Jornalista sofre ameaças de apostadores após reportagem sobre míssil iraniano

Apostadores pressionaram repórter de Israel a alterar informação para influenciar ganhos em mercado de previsões

Uma reportagem de guerra virou alvo de pressão financeira e ameaças de morte contra um jornalista correspondente do Times of Israe. Ele passou a receber ameaças de morte após publicar uma informação sobre um ataque com míssil iraniano próximo a Jerusalém.

De acordo com matéria publicada pelo jornal dos Estados Unidos, The Washington Post, Emanuel Fabian, de 28 anos, relatou que foi pressionado por usuários de plataformas de previsões a alterar sua reportagem para influenciar o resultado de apostas que envolviam milhões de dólares.

No dia 10 de março, durante alertas de sirenes em Israel, Fabian informou que um míssil havia atingido uma área aberta nos arredores de Beit Shemesh, sem deixar feridos. A publicação parecia confirmar apostas de que um projétil iraniano atingiria o país naquele dia.

Segundo a reportagem do The Washington Post, cerca de US$ 200 mil já estavam em jogo inicialmente — valor que depois cresceu para milhões conforme a disputa aumentou na plataforma Polymarket.

A controvérsia surgiu quando alguns usuários passaram a questionar se o impacto teria sido de fato um míssil ou apenas destroços de uma interceptação — o que mudaria o resultado das apostas.

Ameaças de morte e tentativa de manipulação

Dias após a publicação, Fabian começou a receber mensagens insistentes pedindo a atualização da matéria. Em seguida, o tom evoluiu para ameaças.

Em uma das mensagens, um usuário afirmou que o jornalista teria “90 minutos” para alterar a reportagem. Em outra, disse que poderia investir grandes quantias para prejudicá-lo caso perdesse uma aposta estimada em até US$ 900 mil.

Fabian relatou que chegou a cogitar mudar o texto, mas recuou ao perceber o risco de abrir precedente para novas pressões.

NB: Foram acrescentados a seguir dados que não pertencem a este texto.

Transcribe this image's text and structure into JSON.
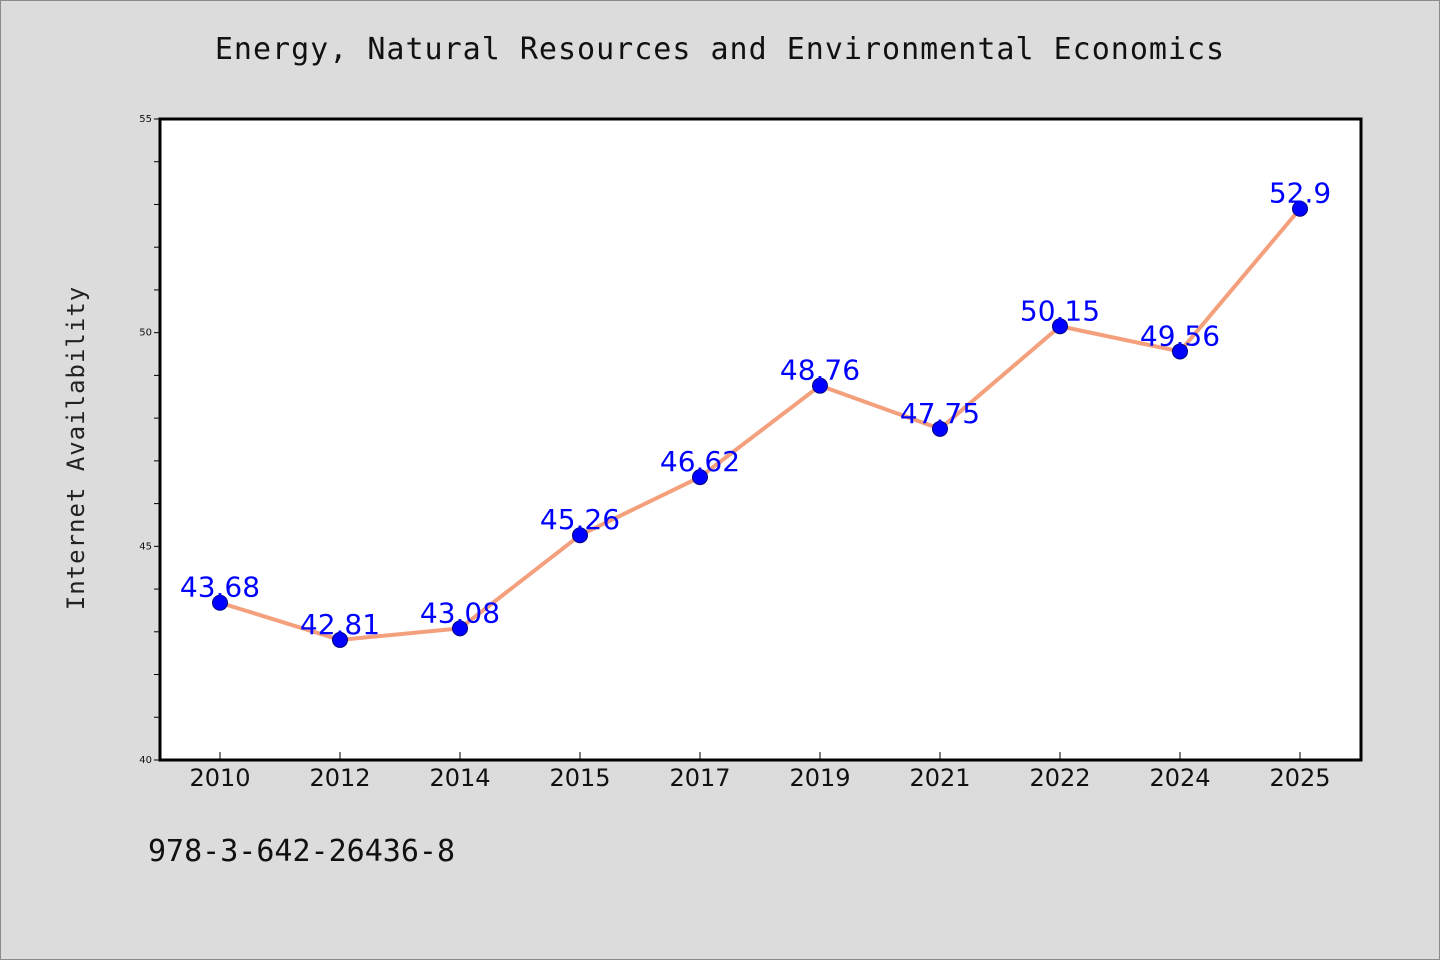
{
  "colors": {
    "background": "#dcdcdc",
    "plot_background": "#ffffff",
    "line": "#f4a07c",
    "marker": "#0000ff",
    "data_label": "#0000ff"
  },
  "footer": {
    "isbn": "978-3-642-26436-8"
  },
  "chart_data": {
    "type": "line",
    "title": "Energy, Natural Resources and Environmental Economics",
    "xlabel": "",
    "ylabel": "Internet Availability",
    "categories": [
      "2010",
      "2012",
      "2014",
      "2015",
      "2017",
      "2019",
      "2021",
      "2022",
      "2024",
      "2025"
    ],
    "series": [
      {
        "values": [
          43.68,
          42.81,
          43.08,
          45.26,
          46.62,
          48.76,
          47.75,
          50.15,
          49.56,
          52.9
        ],
        "data_labels": [
          "43.68",
          "42.81",
          "43.08",
          "45.26",
          "46.62",
          "48.76",
          "47.75",
          "50.15",
          "49.56",
          "52.9"
        ]
      }
    ],
    "ylim": [
      40,
      55
    ],
    "yticks": [
      40,
      45,
      50,
      55
    ],
    "y_minor_step": 1,
    "grid": false,
    "legend": "none"
  }
}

O jornalista decidiu denunciar o caso às autoridades e publicou um relato detalhado no Times of Israel, descrevendo a tentativa de coerção.

Segundo ele, tornar o episódio público foi uma forma de alertar outros profissionais sobre esse tipo de pressão.

Plataformas de apostas reagem

A Polymarket afirmou, em nota ao The Washington Post, que condena qualquer forma de assédio e informou ter banido os usuários envolvidos, além de repassar informações às autoridades.

A empresa também destacou que a integridade das reportagens jornalísticas é essencial para o funcionamento dos mercados de previsão.

O caso ocorre em meio a críticas crescentes nos EUA sobre plataformas de apostas baseadas em eventos reais. Legisladores dos Estados Unidos já demonstraram preocupação com os incentivos criados por esse tipo de mercado.

Um projeto de lei chamado “BETS OFF Act” deve ser apresentado no Congresso americano para restringir apostas envolvendo eventos sensíveis, como conflitos e decisões políticas.